For many Hackney residents the changes mean uncertainty and insecurity. Hopes of reuniting with loved ones are priced out of reach, and the fear of being deported at short notice is rising. Enforcement rhetoric and Labour’s brutal removals policy lead ourselves and many of our neighbours to fear for their future
We oppose the Hostile Environment
As socialists, we oppose the Hostile Environment. That means forcing central government to confront the long-lasting damage of empire and imperialism, which still today destabilises economies abroad and drives displacement. People seeking asylum and refugees do not leave home by choice. They flee war, persecution, poverty, and crisis, displacements often created by the UK.
We reject the scapegoating of migrants as a political tool. The scarcity of housing, jobs, and public services is a direct result of wealth hoarding by the 1%, not the presence of migrant communities. The UK is one of the world’s richest nations. If we share that wealth we can create a more equal society that supports everyone.

On the frontline
No group of councillors in Hackney has a stronger track record than Hackney Independent Socialists on standing up for migrants and diasporic communities.

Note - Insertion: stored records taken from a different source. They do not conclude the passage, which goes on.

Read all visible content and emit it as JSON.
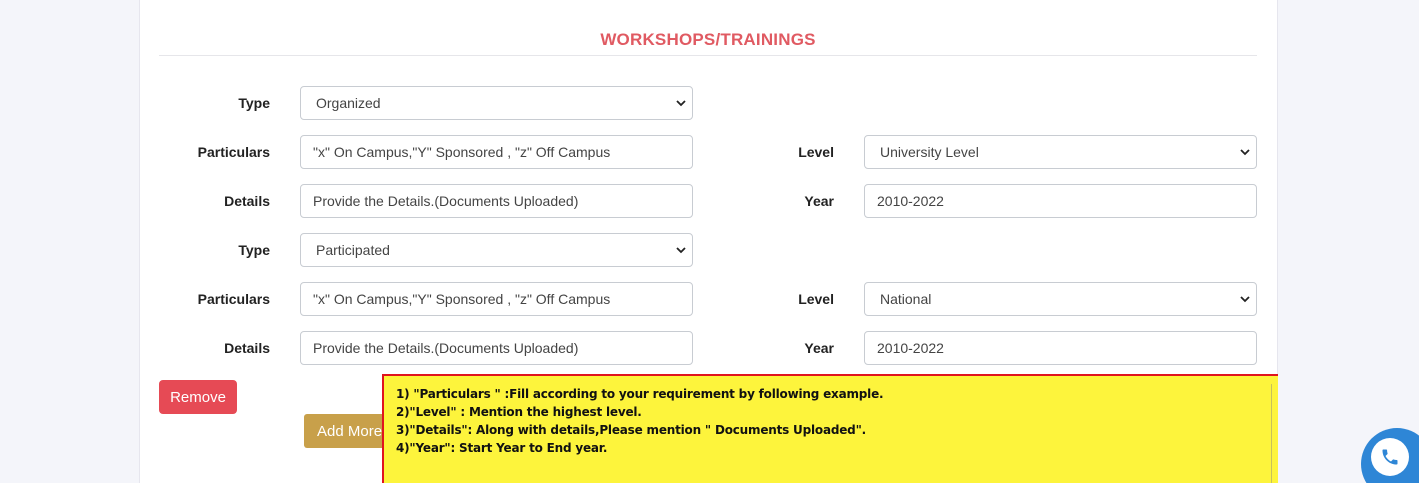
{
  "section": {
    "title": "WORKSHOPS/TRAININGS"
  },
  "entries": [
    {
      "type_label": "Type",
      "type_value": "Organized",
      "particulars_label": "Particulars",
      "particulars_value": "\"x\" On Campus,\"Y\" Sponsored , \"z\" Off Campus",
      "level_label": "Level",
      "level_value": "University Level",
      "details_label": "Details",
      "details_value": "Provide the Details.(Documents Uploaded)",
      "year_label": "Year",
      "year_value": "2010-2022"
    },
    {
      "type_label": "Type",
      "type_value": "Participated",
      "particulars_label": "Particulars",
      "particulars_value": "\"x\" On Campus,\"Y\" Sponsored , \"z\" Off Campus",
      "level_label": "Level",
      "level_value": "National",
      "details_label": "Details",
      "details_value": "Provide the Details.(Documents Uploaded)",
      "year_label": "Year",
      "year_value": "2010-2022"
    }
  ],
  "buttons": {
    "remove": "Remove",
    "add_more": "Add More"
  },
  "instructions": [
    "1) \"Particulars \" :Fill according to your requirement by following example.",
    "2)\"Level\" : Mention the highest level.",
    "3)\"Details\": Along with details,Please mention \" Documents Uploaded\".",
    "4)\"Year\": Start Year to End year."
  ],
  "colors": {
    "title": "#e05a62",
    "remove": "#e64a55",
    "add_more": "#c8a04a",
    "note_bg": "#fdf43c",
    "note_border": "#e0141e",
    "call": "#2e86d6"
  },
  "icons": {
    "select_arrow": "chevron-down-icon",
    "call": "phone-icon"
  }
}
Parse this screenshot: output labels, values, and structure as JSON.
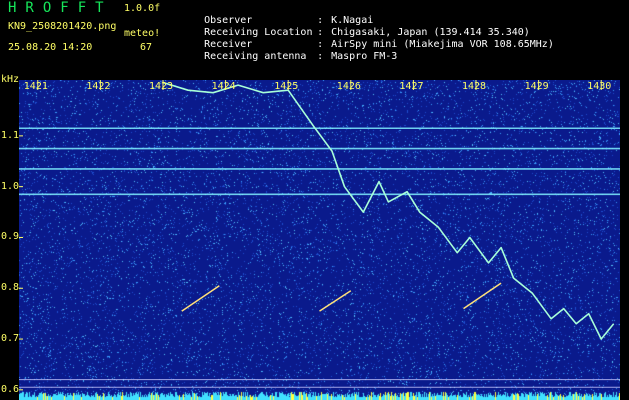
{
  "header": {
    "logo": "HROFFT",
    "version": "1.0.0f",
    "filename": "KN9_2508201420.png",
    "datetime": "25.08.20 14:20",
    "meteo_label": "meteo!",
    "meteo_count": "67"
  },
  "info": [
    {
      "key": "Observer",
      "value": "K.Nagai"
    },
    {
      "key": "Receiving Location",
      "value": "Chigasaki, Japan (139.414 35.340)"
    },
    {
      "key": "Receiver",
      "value": "AirSpy mini (Miakejima VOR 108.65MHz)"
    },
    {
      "key": "Receiving antenna",
      "value": "Maspro FM-3"
    }
  ],
  "chart_data": {
    "type": "heatmap",
    "ylabel": "kHz",
    "y_ticks": [
      "1.1",
      "1.0",
      "0.9",
      "0.8",
      "0.7",
      "0.6"
    ],
    "ylim": [
      0.58,
      1.21
    ],
    "x_ticks": [
      "1421",
      "1422",
      "1423",
      "1424",
      "1425",
      "1426",
      "1427",
      "1428",
      "1429",
      "1430"
    ],
    "xlim": [
      1420.7,
      1430.3
    ],
    "colors": {
      "background": "#0a1a8c",
      "noise": "#3aa0ff",
      "signal": "#a8ffd8",
      "axis": "#ffff66"
    },
    "carrier_lines_khz": [
      1.115,
      1.075,
      1.035,
      0.985
    ],
    "floor_lines_khz": [
      0.62,
      0.605
    ],
    "doppler_trace": [
      {
        "t": 1423.0,
        "f": 1.205
      },
      {
        "t": 1423.4,
        "f": 1.19
      },
      {
        "t": 1423.8,
        "f": 1.185
      },
      {
        "t": 1424.2,
        "f": 1.2
      },
      {
        "t": 1424.6,
        "f": 1.185
      },
      {
        "t": 1425.0,
        "f": 1.19
      },
      {
        "t": 1425.4,
        "f": 1.12
      },
      {
        "t": 1425.7,
        "f": 1.07
      },
      {
        "t": 1425.9,
        "f": 1.0
      },
      {
        "t": 1426.2,
        "f": 0.95
      },
      {
        "t": 1426.45,
        "f": 1.01
      },
      {
        "t": 1426.6,
        "f": 0.97
      },
      {
        "t": 1426.9,
        "f": 0.99
      },
      {
        "t": 1427.1,
        "f": 0.95
      },
      {
        "t": 1427.4,
        "f": 0.92
      },
      {
        "t": 1427.7,
        "f": 0.87
      },
      {
        "t": 1427.9,
        "f": 0.9
      },
      {
        "t": 1428.2,
        "f": 0.85
      },
      {
        "t": 1428.4,
        "f": 0.88
      },
      {
        "t": 1428.6,
        "f": 0.82
      },
      {
        "t": 1428.9,
        "f": 0.79
      },
      {
        "t": 1429.2,
        "f": 0.74
      },
      {
        "t": 1429.4,
        "f": 0.76
      },
      {
        "t": 1429.6,
        "f": 0.73
      },
      {
        "t": 1429.8,
        "f": 0.75
      },
      {
        "t": 1430.0,
        "f": 0.7
      },
      {
        "t": 1430.2,
        "f": 0.73
      }
    ],
    "meteor_echoes": [
      {
        "t1": 1423.3,
        "f1": 0.755,
        "t2": 1423.9,
        "f2": 0.805
      },
      {
        "t1": 1425.5,
        "f1": 0.755,
        "t2": 1426.0,
        "f2": 0.795
      },
      {
        "t1": 1427.8,
        "f1": 0.76,
        "t2": 1428.4,
        "f2": 0.81
      }
    ]
  }
}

Our efforts go well beyond frontline casework on housing, education, immigration and healthcare. We have organised community conferences explaining the UK political system, migrants’ rights and how people can get active. We have campaigned, scrutinised and held institutions to account.
That work led to our councillors successfully putting a motion to End the Hostile Environment Against Migrants, which commits Hackney Council to reject policies that criminalise, exclude, or dehumanise our neighbours. Additionally, Hackney will champion a project, with the potential to expand nationally, to help migrant communities meet the particular needs of their young people. A College of Sanctuary, will be a virtual resource to help young people navigate the education system and ensure immigration status is never a barrier to opportunity. It will provide advice, routes to advocacy and tailored academic pathways into further and higher education
What we’ll do if we run the council with the Greens after May
Our priority will be to introduce a World Migrant Champions Network to train residents to support their communities through practical knowledge and solidarity. We will allocate funding for training in the common barriers facing migrants: access to language help, the immigration system, navigating council support, healthcare access and entitlement, employment rights and exploitation prevention. Our Migrant Champions Network will strengthen community-led protection against discrimination; foster more understanding between residents and grow grassroots resilience across Hackney.

In addition:
- Migrant communities should be fully and accurately represented in ethnicity and demographic monitoring. Better data means fairer distribution of resources. But we will reject data-sharing models that enable corporations to profit from residents’ personal information. There must be transparency, ethical standards and public scrutiny over any contract involving residents’ data so public services never become surveillance tools or immigration enforcement.
- We’ll establish a World Migrants’ Week to celebrate the cultural, social contributions of migrant communities. Working in partnership with neighbouring boroughs we’ll aim for this to become a London-wide annual event. The contributions migrants make across work, care, culture and public life must be made visible to challenge racist narratives.
We will lead by example, by protecting people, telling the truth and defending dignity. We commit to building a Hackney where no one experiences discrimination in schools, public services, housing, workplaces, or community spaces. This means:
- Reviewing discriminatory institutional practices across Council services.
Strengthening anti-racist and anti-discrimination standards including in school curricula. - Ensuring accountability across all departments by creating clear, accessible channels to report discrimination, with guaranteed follow-up.
Discrimination persists in our schools. The review into Mossbourne Victoria Park found evidence of this. We must end the punitive behaviour policies which drive Hackney’s school exclusions – among the highest in London – and harm Global Majority and SEND (Special Educational Needs and Disabilities) students. In the section on Young People’s Mental Health and Wellbeing, we outline our plans to address this by expanding early-intervention and pastoral support and building restorative schools with positive learning environments which involve the wider community and offer alternatives to exclusion.